Todo o trabalho foi feito com seriedade: o czar via o Kremlin como um património nacional que devia ser preservado para o seu povo. Tal como Pedro, o Grande tinha obrigado a Rússia a virar-se para o ocidente, Nicolau estava a tentar fazê-la voltar às suas origens. Redesenhou o aspecto da sua corte, tendo emitido um decreto em 1834 no qual voltava a instaurar vestidos de corte para as senhoras baseados nos trajes tradicionais russos. Este decreto definia o corte, cor e tecido, assim como os ornamentos exactos que as senhoras deveriam usar, dependendo do seu estatuto. Os oficiais do governo teriam de usar sempre uniforme. Com estas medidas, o czar estava a criar um cenário russo impressionante e único para a vida pública na corte.

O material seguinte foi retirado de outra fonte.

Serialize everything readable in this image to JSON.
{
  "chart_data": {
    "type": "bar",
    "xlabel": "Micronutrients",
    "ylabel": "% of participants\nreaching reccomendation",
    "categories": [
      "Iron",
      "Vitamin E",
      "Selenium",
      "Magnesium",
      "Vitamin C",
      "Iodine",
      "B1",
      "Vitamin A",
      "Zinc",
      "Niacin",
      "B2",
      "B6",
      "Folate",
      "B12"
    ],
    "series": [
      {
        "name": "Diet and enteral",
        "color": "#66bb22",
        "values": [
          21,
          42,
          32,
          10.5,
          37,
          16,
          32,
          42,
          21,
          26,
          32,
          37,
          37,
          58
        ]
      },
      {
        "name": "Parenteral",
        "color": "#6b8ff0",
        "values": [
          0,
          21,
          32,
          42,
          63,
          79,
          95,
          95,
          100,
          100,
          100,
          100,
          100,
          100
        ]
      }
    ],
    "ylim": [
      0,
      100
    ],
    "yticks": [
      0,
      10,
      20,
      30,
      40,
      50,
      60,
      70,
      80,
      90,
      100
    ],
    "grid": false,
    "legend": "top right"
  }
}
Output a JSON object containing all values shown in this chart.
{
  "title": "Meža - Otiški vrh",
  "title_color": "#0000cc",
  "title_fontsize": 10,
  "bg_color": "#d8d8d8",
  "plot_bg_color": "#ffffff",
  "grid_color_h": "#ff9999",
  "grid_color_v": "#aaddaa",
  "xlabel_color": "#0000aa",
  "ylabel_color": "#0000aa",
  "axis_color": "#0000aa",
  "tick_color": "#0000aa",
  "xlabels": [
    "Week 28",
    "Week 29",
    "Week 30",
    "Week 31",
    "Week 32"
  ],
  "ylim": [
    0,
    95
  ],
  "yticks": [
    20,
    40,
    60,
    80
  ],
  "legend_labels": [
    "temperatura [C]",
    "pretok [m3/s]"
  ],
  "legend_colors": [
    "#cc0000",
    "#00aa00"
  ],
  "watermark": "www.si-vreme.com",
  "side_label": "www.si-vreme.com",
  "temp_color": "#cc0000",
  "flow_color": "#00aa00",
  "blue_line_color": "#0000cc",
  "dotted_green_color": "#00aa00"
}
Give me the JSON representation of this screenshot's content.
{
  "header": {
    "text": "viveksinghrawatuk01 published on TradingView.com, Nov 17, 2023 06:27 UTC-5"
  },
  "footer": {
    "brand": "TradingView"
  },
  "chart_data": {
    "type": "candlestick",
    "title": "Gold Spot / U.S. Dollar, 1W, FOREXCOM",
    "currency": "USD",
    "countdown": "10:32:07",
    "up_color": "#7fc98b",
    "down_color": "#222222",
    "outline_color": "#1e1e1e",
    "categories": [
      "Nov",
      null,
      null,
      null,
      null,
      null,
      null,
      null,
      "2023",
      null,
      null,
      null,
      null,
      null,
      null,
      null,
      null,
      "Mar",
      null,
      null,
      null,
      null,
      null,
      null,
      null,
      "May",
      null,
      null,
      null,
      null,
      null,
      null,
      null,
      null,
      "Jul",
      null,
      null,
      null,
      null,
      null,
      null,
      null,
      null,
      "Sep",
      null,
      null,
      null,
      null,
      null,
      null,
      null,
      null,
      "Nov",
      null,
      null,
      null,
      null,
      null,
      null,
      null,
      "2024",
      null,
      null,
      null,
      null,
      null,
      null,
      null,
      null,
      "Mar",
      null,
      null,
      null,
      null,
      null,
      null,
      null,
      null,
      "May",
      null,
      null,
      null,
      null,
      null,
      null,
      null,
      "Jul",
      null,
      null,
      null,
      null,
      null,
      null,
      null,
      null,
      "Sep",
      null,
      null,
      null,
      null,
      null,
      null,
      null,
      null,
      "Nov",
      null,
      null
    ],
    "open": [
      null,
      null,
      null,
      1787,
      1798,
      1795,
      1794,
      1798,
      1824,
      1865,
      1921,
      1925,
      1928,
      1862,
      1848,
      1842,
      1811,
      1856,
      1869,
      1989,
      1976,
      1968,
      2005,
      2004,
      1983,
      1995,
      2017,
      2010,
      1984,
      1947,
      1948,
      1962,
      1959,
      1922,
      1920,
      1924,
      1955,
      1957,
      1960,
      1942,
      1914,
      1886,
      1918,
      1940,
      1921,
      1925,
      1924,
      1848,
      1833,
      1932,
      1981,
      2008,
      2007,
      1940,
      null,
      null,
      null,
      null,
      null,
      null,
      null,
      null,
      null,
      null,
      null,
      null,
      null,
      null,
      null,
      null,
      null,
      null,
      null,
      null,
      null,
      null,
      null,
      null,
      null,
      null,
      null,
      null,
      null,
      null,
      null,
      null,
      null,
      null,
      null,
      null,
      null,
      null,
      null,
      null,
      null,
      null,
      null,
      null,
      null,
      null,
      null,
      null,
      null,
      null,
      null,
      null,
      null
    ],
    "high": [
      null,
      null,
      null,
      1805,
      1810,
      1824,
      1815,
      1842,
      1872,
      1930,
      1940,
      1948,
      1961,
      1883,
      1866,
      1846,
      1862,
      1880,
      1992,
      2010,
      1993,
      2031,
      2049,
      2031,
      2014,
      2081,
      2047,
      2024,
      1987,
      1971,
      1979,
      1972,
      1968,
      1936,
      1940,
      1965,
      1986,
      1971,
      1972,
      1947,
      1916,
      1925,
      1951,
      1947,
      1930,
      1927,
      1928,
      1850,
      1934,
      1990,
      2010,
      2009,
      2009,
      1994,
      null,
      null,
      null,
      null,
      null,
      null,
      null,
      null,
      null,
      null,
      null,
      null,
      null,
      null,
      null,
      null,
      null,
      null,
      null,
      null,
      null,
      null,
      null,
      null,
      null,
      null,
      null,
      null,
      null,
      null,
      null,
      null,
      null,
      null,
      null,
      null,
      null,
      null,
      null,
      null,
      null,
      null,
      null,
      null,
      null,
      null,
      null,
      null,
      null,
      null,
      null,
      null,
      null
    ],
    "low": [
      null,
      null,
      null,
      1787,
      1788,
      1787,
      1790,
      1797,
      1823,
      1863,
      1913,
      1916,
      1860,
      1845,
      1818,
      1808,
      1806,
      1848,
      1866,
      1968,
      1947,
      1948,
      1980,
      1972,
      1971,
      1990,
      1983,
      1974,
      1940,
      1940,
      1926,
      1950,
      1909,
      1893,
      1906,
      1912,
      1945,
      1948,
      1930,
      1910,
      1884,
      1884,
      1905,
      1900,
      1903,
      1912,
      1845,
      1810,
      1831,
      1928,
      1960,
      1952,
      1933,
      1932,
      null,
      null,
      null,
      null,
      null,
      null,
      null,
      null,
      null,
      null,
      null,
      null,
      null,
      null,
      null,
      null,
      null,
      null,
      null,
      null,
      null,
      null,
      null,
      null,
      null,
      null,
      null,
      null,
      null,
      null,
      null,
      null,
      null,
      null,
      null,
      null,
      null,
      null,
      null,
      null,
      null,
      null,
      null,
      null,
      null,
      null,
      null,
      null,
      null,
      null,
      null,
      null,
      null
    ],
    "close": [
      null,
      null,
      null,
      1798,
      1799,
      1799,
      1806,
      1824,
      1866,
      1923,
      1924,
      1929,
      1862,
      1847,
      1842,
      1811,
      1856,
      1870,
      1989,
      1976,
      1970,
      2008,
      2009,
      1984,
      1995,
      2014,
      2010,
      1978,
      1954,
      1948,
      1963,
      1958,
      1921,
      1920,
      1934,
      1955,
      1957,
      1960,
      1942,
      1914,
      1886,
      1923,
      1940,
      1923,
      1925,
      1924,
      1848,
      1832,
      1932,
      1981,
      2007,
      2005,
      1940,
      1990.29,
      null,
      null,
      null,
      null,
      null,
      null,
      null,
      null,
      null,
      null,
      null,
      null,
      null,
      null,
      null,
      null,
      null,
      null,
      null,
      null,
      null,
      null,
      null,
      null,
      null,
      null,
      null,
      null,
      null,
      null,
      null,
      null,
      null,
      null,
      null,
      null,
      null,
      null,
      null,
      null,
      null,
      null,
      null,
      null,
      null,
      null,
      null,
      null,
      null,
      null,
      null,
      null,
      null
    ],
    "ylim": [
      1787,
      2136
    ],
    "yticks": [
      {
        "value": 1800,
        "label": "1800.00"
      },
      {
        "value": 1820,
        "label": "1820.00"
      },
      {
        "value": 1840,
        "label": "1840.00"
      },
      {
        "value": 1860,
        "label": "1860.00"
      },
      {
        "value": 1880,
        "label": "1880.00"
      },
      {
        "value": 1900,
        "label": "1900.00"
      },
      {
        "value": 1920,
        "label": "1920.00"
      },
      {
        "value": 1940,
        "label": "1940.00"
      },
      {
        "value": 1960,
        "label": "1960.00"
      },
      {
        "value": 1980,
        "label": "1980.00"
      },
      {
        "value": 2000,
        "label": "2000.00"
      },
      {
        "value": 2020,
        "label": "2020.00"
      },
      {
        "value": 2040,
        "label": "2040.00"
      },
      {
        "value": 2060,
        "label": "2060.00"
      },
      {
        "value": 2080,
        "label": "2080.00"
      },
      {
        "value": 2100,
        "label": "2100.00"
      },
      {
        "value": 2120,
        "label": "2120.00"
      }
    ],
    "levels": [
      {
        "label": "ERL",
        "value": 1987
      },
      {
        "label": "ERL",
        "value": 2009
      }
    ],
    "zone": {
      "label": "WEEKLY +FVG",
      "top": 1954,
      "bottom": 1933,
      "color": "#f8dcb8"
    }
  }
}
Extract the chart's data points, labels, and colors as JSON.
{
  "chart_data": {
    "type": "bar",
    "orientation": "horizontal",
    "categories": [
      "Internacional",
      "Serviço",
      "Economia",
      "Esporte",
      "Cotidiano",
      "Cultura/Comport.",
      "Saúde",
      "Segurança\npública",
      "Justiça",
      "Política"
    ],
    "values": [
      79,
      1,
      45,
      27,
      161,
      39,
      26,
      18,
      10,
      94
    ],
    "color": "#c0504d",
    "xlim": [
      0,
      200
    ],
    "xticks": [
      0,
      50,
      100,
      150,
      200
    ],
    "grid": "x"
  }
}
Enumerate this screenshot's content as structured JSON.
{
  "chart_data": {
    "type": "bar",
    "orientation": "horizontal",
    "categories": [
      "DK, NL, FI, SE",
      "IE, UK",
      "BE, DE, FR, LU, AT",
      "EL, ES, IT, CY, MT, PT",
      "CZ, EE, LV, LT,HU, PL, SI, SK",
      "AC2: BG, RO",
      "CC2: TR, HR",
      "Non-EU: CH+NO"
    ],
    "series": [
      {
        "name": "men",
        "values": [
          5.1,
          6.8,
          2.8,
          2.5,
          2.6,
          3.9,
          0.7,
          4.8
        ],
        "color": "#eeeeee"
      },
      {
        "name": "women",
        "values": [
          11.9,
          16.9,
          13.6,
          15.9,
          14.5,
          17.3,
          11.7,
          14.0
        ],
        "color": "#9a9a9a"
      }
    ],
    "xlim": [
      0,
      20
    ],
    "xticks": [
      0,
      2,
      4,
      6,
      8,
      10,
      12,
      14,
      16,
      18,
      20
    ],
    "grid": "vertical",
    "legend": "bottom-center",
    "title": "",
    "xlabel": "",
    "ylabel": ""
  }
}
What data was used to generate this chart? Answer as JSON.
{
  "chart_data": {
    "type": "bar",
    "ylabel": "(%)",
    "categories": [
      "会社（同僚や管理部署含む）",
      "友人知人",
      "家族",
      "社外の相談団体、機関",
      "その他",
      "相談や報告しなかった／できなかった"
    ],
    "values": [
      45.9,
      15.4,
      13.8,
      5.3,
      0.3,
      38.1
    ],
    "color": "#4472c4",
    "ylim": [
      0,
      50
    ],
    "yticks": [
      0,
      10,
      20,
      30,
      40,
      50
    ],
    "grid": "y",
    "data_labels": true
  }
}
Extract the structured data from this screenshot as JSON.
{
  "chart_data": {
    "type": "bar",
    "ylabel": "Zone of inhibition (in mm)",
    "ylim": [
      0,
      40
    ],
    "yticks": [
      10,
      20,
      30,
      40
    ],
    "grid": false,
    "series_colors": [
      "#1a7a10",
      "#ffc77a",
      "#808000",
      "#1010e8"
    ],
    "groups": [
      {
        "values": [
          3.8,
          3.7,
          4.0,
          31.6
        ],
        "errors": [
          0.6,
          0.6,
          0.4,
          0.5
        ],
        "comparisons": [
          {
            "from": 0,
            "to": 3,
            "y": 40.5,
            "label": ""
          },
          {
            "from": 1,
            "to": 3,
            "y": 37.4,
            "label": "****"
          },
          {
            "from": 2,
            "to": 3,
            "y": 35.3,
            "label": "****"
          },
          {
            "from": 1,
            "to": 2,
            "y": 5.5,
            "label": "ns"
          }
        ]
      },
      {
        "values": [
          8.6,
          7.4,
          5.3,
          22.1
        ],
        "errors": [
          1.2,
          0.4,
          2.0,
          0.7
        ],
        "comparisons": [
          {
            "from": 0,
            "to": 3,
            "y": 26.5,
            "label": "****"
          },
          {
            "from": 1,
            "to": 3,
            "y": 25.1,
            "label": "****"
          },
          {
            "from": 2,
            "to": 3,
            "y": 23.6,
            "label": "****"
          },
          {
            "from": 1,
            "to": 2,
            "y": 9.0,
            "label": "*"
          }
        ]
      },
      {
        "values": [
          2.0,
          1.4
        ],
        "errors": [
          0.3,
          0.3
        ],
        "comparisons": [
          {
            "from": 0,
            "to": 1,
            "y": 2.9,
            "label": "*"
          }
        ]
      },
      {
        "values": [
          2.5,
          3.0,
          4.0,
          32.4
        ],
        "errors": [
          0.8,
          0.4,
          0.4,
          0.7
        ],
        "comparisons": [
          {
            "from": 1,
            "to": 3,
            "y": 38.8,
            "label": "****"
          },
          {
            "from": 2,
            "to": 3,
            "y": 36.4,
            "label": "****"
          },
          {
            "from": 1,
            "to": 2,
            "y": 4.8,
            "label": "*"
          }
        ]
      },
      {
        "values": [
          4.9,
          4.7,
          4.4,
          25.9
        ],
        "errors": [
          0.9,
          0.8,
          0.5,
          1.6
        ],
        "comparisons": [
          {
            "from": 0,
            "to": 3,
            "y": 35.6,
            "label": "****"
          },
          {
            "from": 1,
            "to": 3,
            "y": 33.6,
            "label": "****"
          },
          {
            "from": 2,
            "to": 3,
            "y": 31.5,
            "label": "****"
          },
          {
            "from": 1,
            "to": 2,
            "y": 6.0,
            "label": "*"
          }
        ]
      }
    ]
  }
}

A corte russa no tempo de Nicolau I
Em privado, Nicolau I também era um construtor ambicioso. Criou casas, pavilhões e capelas no Alexandria Peterhof e os aposentos privados da sua família no Palácio de Inverno foram redecorados no início do seu reinado. Em 1837, grande parte do Palácio de Inverno foi destruído num incêndio. Nicolau coordenou o resgate bem sucedido de muitos tesouros em pessoa enquanto o palácio ardia. Quando terminou, Nicolau declarou que o seu restauro era uma prioridade. Foi também um mecenas generoso, mas era muito exigente com os prazos. Gostava de descobrir novos artistas e não era estranho que um pintor que estivesse a trabalhar calmamente num dos parques imperiais fosse convidado a tomar chá com o czar. Em 1844, Nicolau encomendou um gigantesco programa de reconstrução do Palácio de Gatchina, mas, uma vez que tinha passado a sua infância e juventude nesse palácio, ordenou primeiro que pintassem todas as divisões antes das obras começarem, para guardar um registo visual do passado. Era extremamente emocional em tudo o que estava relacionado com a família, dando instruções para que determinadas divisões fossem mantidas exactamente como estavam. Sob a sua orientação, partes dos palácios maiores tornaram-se museus da família.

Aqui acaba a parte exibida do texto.